Selain itu, dilakukan pula sinkronisasi rencana kegiatan lintas perangkat daerah agar selaras dengan target kinerja dan indikator nasional.
Tujuan utama KKPA adalah mendorong pemerintah daerah agar memiliki sistem pengawasan keamanan pangan yang konsisten, komprehensif, terukur, dan dapat dilaksanakan secara nyata.

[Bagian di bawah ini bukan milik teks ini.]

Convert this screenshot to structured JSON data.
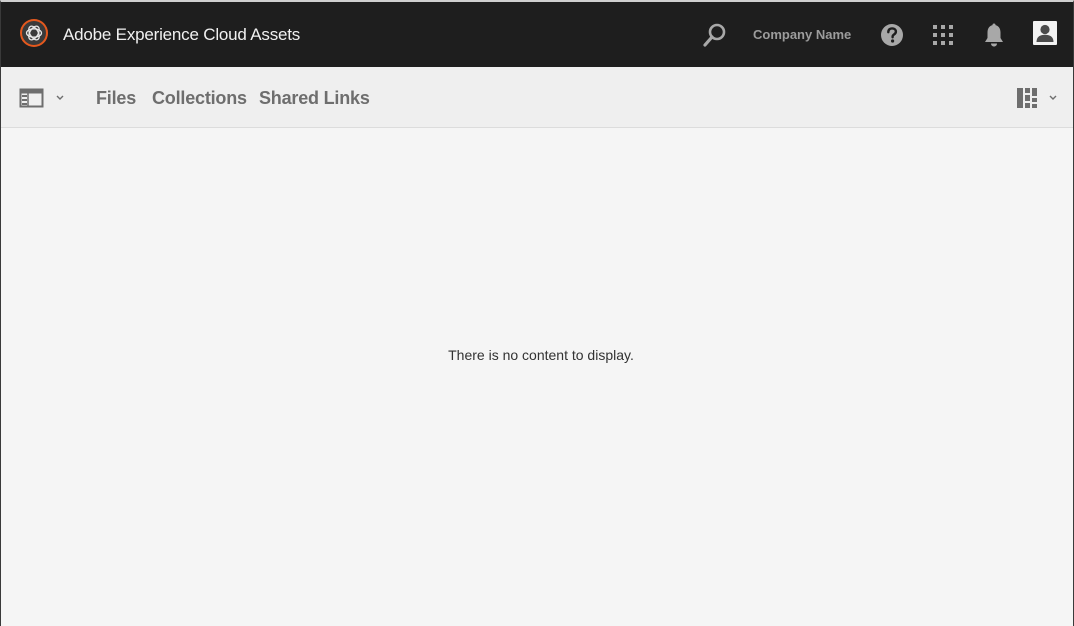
{
  "shell": {
    "app_title": "Adobe Experience Cloud Assets",
    "company_name": "Company Name",
    "icons": [
      "adobe-experience-cloud-logo",
      "search-icon",
      "help-icon",
      "apps-grid-icon",
      "bell-icon",
      "user-avatar-icon"
    ],
    "colors": {
      "shell_background": "#1e1e1e",
      "logo_accent": "#e4581d"
    }
  },
  "actionbar": {
    "nav": [
      "Files",
      "Collections",
      "Shared Links"
    ],
    "icons": [
      "rail-toggle-icon",
      "chevron-down-icon",
      "view-switcher-icon"
    ]
  },
  "content": {
    "empty_message": "There is no content to display."
  }
}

Dengan demikian, yang dinilai bukan hanya keberadaan dokumen, tetapi juga sejauh mana kebijakan tersebut diimplementasikan secara efektif di lapangan.
KKPA merupakan upaya bersama untuk memastikan bahwa pangan yang dikonsumsi masyarakat Kota Mataram benar-benar aman, bermutu, dan layak konsumsi, mulai dari hulu hingga hilir.
Rapat koordinasi ini dihadiri oleh perwakilan perangkat daerah terkait serta Balai Besar POM di Mataram, antara lain Bappeda, Dinas Kesehatan, Dinas Ketahanan Pangan, Dinas Pertanian, Dinas Perikanan, Dinas Perdagangan, dan instansi terkait lainnya.
Melalui kegiatan ini, diharapkan terwujud sinergi dan kolaborasi lintas sektor yang lebih optimal dalam mendukung pencapaian indikator Kabupaten/Kota Pangan Aman serta peningkatan efektivitas pengawasan obat dan makanan di Kota Mataram. (AL-03)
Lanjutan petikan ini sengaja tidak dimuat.